Direct β-Lactam Inactivation Method: a New Low-Cost Assay for Rapid Detection of Carbapenemase- or Extended-Spectrum-β-Lactamase-Producing Enterobacterales Directly from Positive Blood Culture Bottles

We validate and evaluate a new phenotypic assay, named the direct beta-lactam inactivation method (dBLIM), for the rapid and simultaneous detection of carbapenemase or extended-spectrum-cephalosporinase activity directly from Enterobacterales (EB)-positive blood cultures (BCs). It originates from the carbapenem inactivation method (CIM), an inexpensive and highly sensitive assay for carbapenemase activity detection. dBLIM cutoff values to detect extended-spectrum beta-lactamase (ESBL) and carbapenemase activities resulted in diameters of <= 12 mm for a 5-mu g-cefotaxime disk and for a 10-mu g-meropenem disk. dBLIM assessment was determined with both aerobic and anaerobic BC bottles spiked with 422 characterized EB strains, classifiable into the following 4 phenotypic groups: (i) ESBL/AmpC-type beta-lactamase (ACBL)/carbapenemase (CARB)-nonproducing (np-ESBUACBUCARB) EB (n = 116), (ii) ESBL-producing EB (n = 111), (iii) AmpC-beta-lactamase-producing EB (n = 33), and (iv) carbapenemase-producing EB (n = 162).

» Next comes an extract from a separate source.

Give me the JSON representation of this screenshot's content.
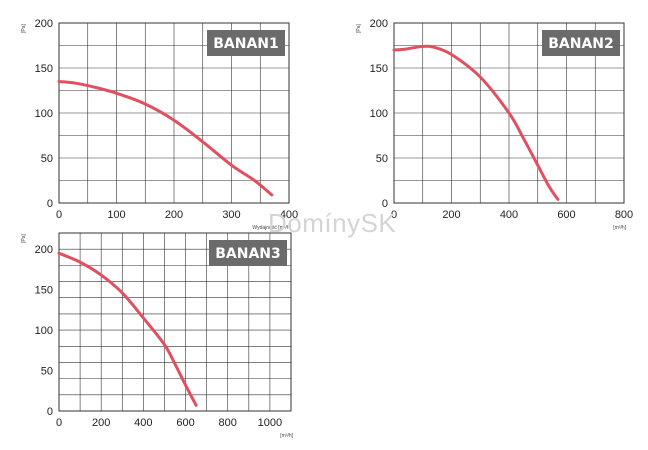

No false-positive results were obtained in any of the np-ESBUACBUCARB EB, ESBL, and AmpC groups, demonstrating an overall assay specificity of 100%. There were no significant discrepancies in dBLIM performance between aerobic and anaerobic BCs across all groups, except with VIM-type carbapenemase-expressing EB. Interestingly, among BCs spiked with bla(VIM)-harboring EB, the sensitivity rates of the assay in anaerobic and aerobic bottles were 53.6% and 100%, respectively. In contrast, dBLIM performance was deemed excellent for the KPC, OXA-48, and NDM carbapenemase producers regardless of the type of bottle being tested, with a sensitivity rate ranging between 99% and 100%. Concerning the detection of the extended-spectrum cephalosporinases of the ESBL-producing and AmpC types, dBLIM sensitivities was 100% and 84 to 87%, respectively. dBLIM may be a cost-effective and highly robust phenotypic screening method for the reliable detection of carbapenemases or extended-spectrum cephalosporinases directly from BCs on the same day of bottle positivity detection.